# If $x,y$ are elements of $\mathbb{R}$ and $x>0$ then there is a positive integer $n$ s.t. $nx > y$

Let $A$ be the set of all $nx$, where $n$ runs through the positive integers. If $nx \le y$, then $y$ would be an upper bound of $A$.

(start confused) But then $A$ has a least upper bound in $\mathbb{R}$.

(why? I know there is a theorem There exists an ordered field $\mathbb{R}$ which has the least-upper-bound property. What is this mean?)

Put $a = \sup A$. Since $x>0$, $a-x < a$, and $a-x$ is not an upper bound of $A$. Hence $a-x < mx$ for some positive integer $m$. (why $mx$ is greater then $a-x$? what property is this.) But then $a < (m+1)x$ where $(m+1)x$ is an element of $A$, which is impossible, since $a$ is an upper bound of $A$.
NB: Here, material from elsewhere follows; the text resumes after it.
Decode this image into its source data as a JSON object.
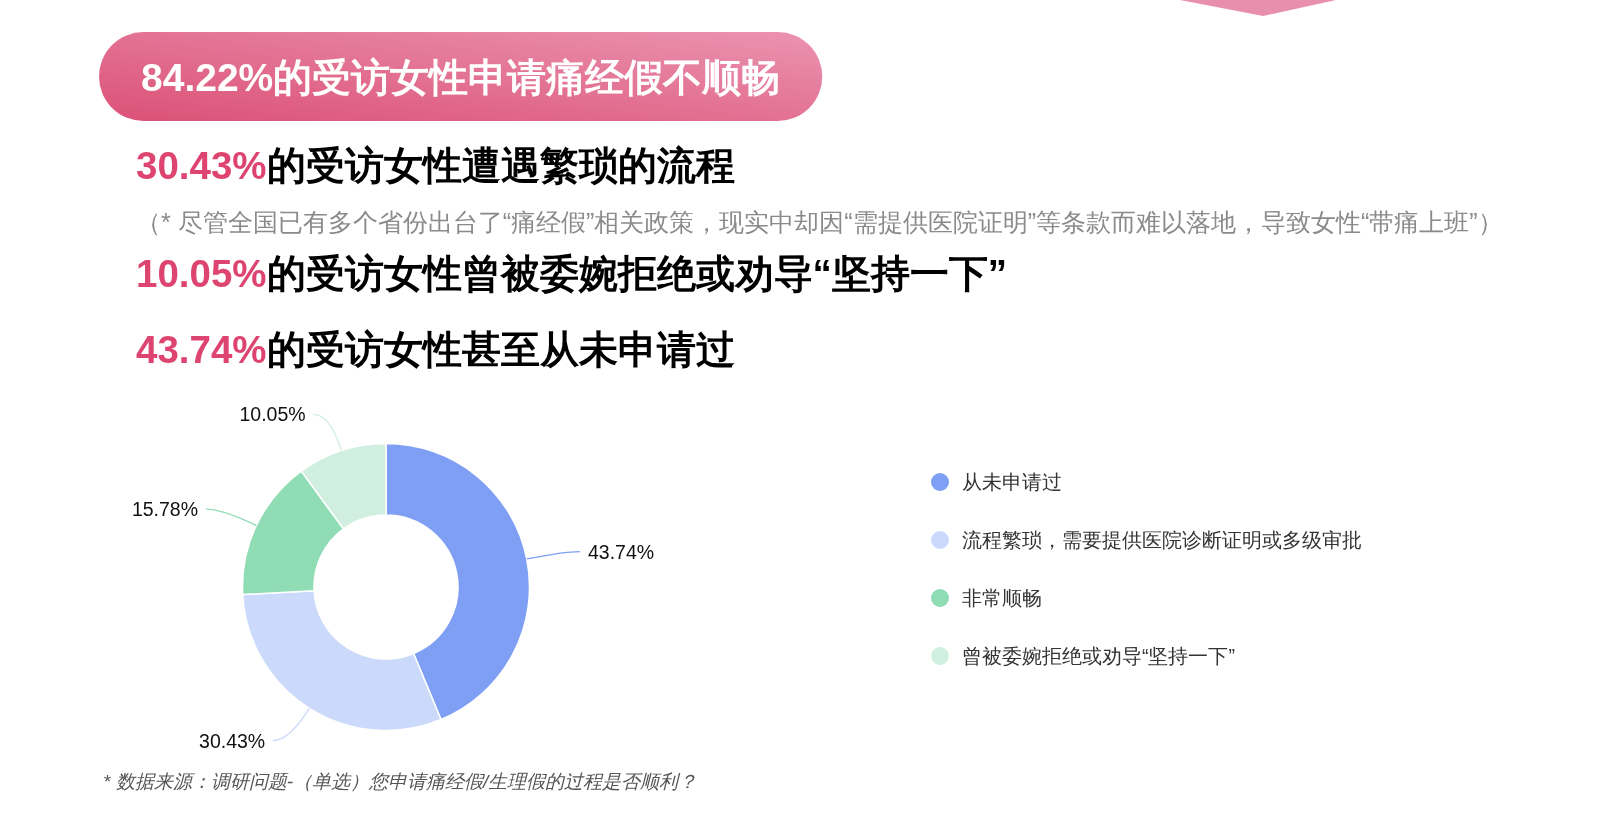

• Is this R any ring, or is this $\Bbb R$, the field of reals? Commented Apr 28, 2013 at 1:09
• Sorry about that is a Real number field. I don know how to type that symbol. Commented Apr 28, 2013 at 1:10

For your second confusion part ($a-x$ not being an upper bound $\Longrightarrow a-x<mx$ for some $m$), what is the definition of an upper bound of a set? What is the negation of that definition?